A few days later I woke up having a panic attack. I've never had a panic attack out of blue so I was instantly even more panicked. After half an hour and the panic attack still didn't subside, I knew something was seriously wrong which just made the anxiety grow. That panic attack lasted a grand total of 5 hours, and it only stopped after I got a rushed prescription of xanax. Of course, I blamed the antidepressants since panic attacks were one of it's adverse side effects. The panic attacks didn't stop there, no, that would've been way too simple. I had panic attacks constantly for the week that followed. I would start crying out of no where and I was constantly terrified that I would have another spontaneous panic attack again. I was afraid of everything. I was afraid to take a shower... let me repeat... I WAS AFRAID TO TAKE A SHOWER.
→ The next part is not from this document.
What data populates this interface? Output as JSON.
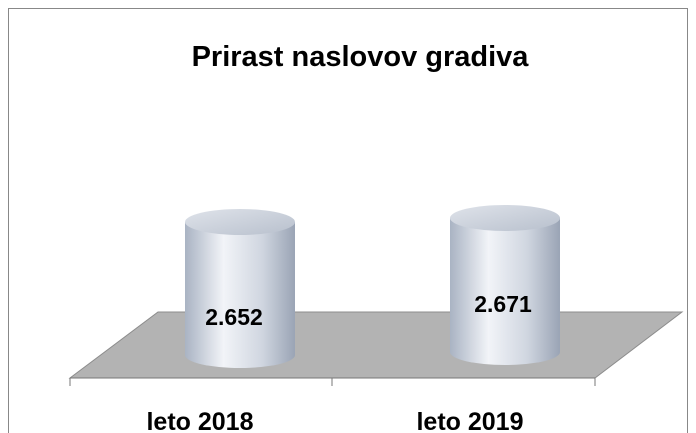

So I talked to my doctor once more and he put me back on antidepressants. He reassured me that the panic attack wasn't from my medicine and, though I didn't have any tests done, he was fairly certain I had a serotonin imbalance which was causing my panic attacks and that I would feel 80% better after taking the antidepressants. That's when I realized no amount of deep breathing or yoga could've ever fully helped me if the chemicals in my brain were out of whack. All negative stereotypes of antidepressants went out the window at that moment.

It's been a little over 7 weeks now since I've started taking the antidepressants, and the fact that I've even typed up this blog post is a testament to how well I'm feeling. I'm now starting to feel interested in little things like writing, getting properly dressed, and frivolous things like shopping online (which my bank account isn't too happy about). I still need to visit a therapist, but as a major introvert with social anxiety (are you surprised?), talking to a therapist isn't on the top of my to-do list.

I'm definitely not on the other side of my anxiety and I honestly don't think I ever will be, but for me, antidepressants have helped so far. I never took antidepressants in the past because I thought, in some weird way, it would be like giving up on myself. Like I took the easy way out. But that can't be further from the truth. I was also always afraid it would change my normal state of mind and make me feel foggy, but again, that couldn't be further from the truth (at least for me). In hindsight, I feel like my constant anxious thoughts were causing a major brain haze that I was too scared to clear because I let my anxiety define me. I didn't know who I'd be without anxiety and that was terrifying. I've always known anxiety was a huge part of me, but I now realize that I don't have to settle and I can get better.